Eller’s liability is not at issue; that was settled years ago. The amount of damages also is not questioned. I, therefore, would remand to the district court with the instruc*1380tion that judgment be entered on behalf of Hiram Walker and against Eller for the complete injury suffered without regard to the $500 COGSA limitation.

. I believe the issue we must examine on appeal (when legal delivery took place) to be broader than that presented in the majority opinion (whether the district court was clearly erroneous in finding that the delivery receipt was issued inadvertently). See Ante maj. opinion at 1374. Accordingly, I believe our standard of review to be de novo as the determination of legal delivery is a question of law (or, at the least, a mixed question of law and fact), not a question of fact subject to a clearly erroneous standard.

. The district court's amended findings of fact and conclusions of law, entered after our remand in HW II, belie its continued treatment of change of custody and legal delivery as interchangeable: “As long as the Tia Maria remained in Tank # 24, it had not been delivered to Hiram Walker's agent, Indian River.” Amended Conclusion of Law No. 8. It is the district court's mistaken equivalence of these concepts that mandates appellate de novo review.
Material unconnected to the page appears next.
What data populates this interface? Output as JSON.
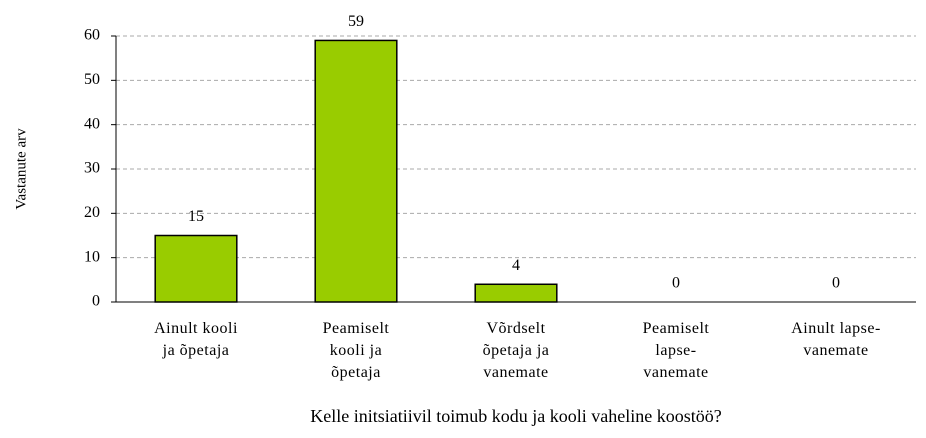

. In Bonner v. City of Prichard, 661 F.2d 1206, 1209 (11th Cir.1981) (en banc), this court adopted as binding precedent decisions of the former Fifth Circuit handed down prior to October 1, 1981.

. The Harter Act defines the duty of care from the time goods are discharged from the ship until they are delivered to the consignee. See Allstate Ins. Co. v. Imparca Lines, 646 F.2d 166, 168 (5th Cir. Unit B May 1981).

. We have accepted the findings of fact in the district court's first opinion on remand as not clearly erroneous. HW II, 963 F.2d at 330.

.Delivery receipts, the district court correctly concluded, typically were issued only after physical delivery, regardless of the means of transfer (pump or gravity). Thus, in the case of a pump transfer, although physical delivery of the liqueur and the issuance of the delivery receipt were closely conjoined, there was no nexus between the legal delivery of the Tia Maria and issuance of the delivery receipt. Eller has not demonstrated — and the district court has not found— that the delivery receipt is of any greater probative value in determining the point of legal delivery for gravity transfers either.